Find a point on the parabola y = (x − 3)², where the tangent is parallel to the chord joining (3, 0) and (4, 1).

Answer 1

​Let:
$f\left(x\right)={\left(x-3\right)}^2=x^2-6x+9$

The tangent to the curve is parallel to the chord joining the points $\left(3,0\right)$ and $\left(4,1\right)$.

Assume that the chord joins the points $\left(a,f\left(a\right)\right)$ and $\left(b,f\left(b\right)\right)$.

$\therefore$ $a=3,b=4$

The polynomial function is everywhere continuous and differentiable.

So, $f\left(x\right)=x^2-6x+9$ is continuous on $\left[3,4\right]$ and differentiable on $\left(3,4\right)$.

Thus, both the conditions of Lagrange's theorem are satisfied.

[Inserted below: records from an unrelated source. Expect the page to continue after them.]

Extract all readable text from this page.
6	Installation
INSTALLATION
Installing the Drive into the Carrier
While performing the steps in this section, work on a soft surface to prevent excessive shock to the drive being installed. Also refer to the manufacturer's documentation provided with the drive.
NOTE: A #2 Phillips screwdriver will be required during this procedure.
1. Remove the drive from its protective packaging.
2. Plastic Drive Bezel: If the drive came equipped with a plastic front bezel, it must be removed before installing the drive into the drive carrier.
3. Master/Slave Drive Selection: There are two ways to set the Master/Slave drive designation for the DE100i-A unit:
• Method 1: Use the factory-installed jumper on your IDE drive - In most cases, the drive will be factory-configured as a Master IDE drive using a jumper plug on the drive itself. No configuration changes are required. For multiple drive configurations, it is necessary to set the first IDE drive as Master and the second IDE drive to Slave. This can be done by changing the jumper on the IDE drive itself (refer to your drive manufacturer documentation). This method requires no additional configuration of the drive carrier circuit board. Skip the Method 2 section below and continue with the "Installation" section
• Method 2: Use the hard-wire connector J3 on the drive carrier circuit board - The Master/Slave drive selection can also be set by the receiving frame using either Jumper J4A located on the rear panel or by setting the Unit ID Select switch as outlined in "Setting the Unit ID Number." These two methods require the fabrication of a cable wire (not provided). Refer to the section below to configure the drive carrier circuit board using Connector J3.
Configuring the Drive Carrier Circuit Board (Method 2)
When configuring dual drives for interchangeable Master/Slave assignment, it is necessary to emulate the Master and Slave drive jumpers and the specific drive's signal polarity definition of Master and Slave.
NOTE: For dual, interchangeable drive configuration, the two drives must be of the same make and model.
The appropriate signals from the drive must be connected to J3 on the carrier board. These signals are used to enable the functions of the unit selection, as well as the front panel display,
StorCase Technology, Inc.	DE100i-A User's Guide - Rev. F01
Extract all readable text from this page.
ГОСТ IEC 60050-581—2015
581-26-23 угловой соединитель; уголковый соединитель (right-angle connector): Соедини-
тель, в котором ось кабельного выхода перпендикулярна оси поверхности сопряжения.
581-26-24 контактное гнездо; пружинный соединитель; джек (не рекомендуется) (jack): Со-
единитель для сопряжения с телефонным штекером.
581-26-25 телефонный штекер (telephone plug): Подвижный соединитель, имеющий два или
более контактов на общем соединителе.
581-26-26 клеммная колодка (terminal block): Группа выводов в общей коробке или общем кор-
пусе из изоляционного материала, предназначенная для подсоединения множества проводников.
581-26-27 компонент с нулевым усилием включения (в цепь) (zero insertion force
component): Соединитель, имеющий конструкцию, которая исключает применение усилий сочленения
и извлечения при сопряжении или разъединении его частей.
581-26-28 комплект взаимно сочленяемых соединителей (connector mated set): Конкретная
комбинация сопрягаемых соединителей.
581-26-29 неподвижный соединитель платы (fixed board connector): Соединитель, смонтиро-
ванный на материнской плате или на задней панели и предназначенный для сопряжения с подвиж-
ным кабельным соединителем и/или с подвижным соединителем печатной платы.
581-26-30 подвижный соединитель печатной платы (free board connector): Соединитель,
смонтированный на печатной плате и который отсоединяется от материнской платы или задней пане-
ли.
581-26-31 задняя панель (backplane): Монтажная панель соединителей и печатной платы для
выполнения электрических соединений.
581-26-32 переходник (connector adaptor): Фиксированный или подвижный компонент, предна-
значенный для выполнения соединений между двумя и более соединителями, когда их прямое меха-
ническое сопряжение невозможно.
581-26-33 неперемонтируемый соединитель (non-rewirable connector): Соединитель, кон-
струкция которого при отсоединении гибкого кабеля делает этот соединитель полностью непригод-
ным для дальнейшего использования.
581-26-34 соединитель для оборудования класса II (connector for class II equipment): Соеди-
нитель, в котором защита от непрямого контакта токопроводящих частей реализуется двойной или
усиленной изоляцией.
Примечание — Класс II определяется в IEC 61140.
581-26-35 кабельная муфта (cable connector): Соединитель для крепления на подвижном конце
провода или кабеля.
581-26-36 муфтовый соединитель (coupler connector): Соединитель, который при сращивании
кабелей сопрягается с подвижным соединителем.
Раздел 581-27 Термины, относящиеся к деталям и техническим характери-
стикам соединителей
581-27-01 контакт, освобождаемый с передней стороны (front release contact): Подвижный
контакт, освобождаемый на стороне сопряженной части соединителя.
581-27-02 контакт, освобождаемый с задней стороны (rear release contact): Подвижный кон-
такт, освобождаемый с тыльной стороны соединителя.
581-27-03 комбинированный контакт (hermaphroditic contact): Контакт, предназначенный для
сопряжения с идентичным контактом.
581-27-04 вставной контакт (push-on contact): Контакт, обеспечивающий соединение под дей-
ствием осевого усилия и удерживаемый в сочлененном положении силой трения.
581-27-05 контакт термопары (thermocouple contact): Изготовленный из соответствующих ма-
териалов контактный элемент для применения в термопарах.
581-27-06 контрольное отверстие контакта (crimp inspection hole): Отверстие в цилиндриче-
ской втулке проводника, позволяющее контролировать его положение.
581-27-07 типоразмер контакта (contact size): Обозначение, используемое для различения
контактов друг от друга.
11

Consequently, there exists $c\in \left(3,4\right)$ such that $f\text{'}\left(c\right)=\frac{f\left(4\right)-f\left(3\right)}{4-3}$.

Now,
$f\left(x\right)=x^2-6x+9$$\Rightarrow$$f\text{'}\left(x\right)=2x-6$, $f\left(3\right)=0,f\left(4\right)=1$

$\therefore$$f\text{'}\left(x\right)=\frac{f\left(4\right)-f\left(3\right)}{4-3}$$\Rightarrow$$2x-6=\frac{1-0}{4-3}\Rightarrow 2x=7\Rightarrow x=\frac{7}{2}$

Thus, $c=\frac{7}{2}\in \left(3,4\right)$ such that ​$f\text{'}\left(c\right)=\frac{f\left(4\right)-f\left(3\right)}{4-3}$.

Clearly,
$f\left(c\right)={\left(\frac{7}{2}-3\right)}^2=\frac{1}{4}$

Thus, $\left(c,f\left(c\right)\right)$, i.e. $\left(\frac{7}{2},\frac{1}{4}\right)$, is a point on the given curve where the tangent is parallel to the chord joining the points $\left(3,0\right)$ and $\left(4,1\right)$.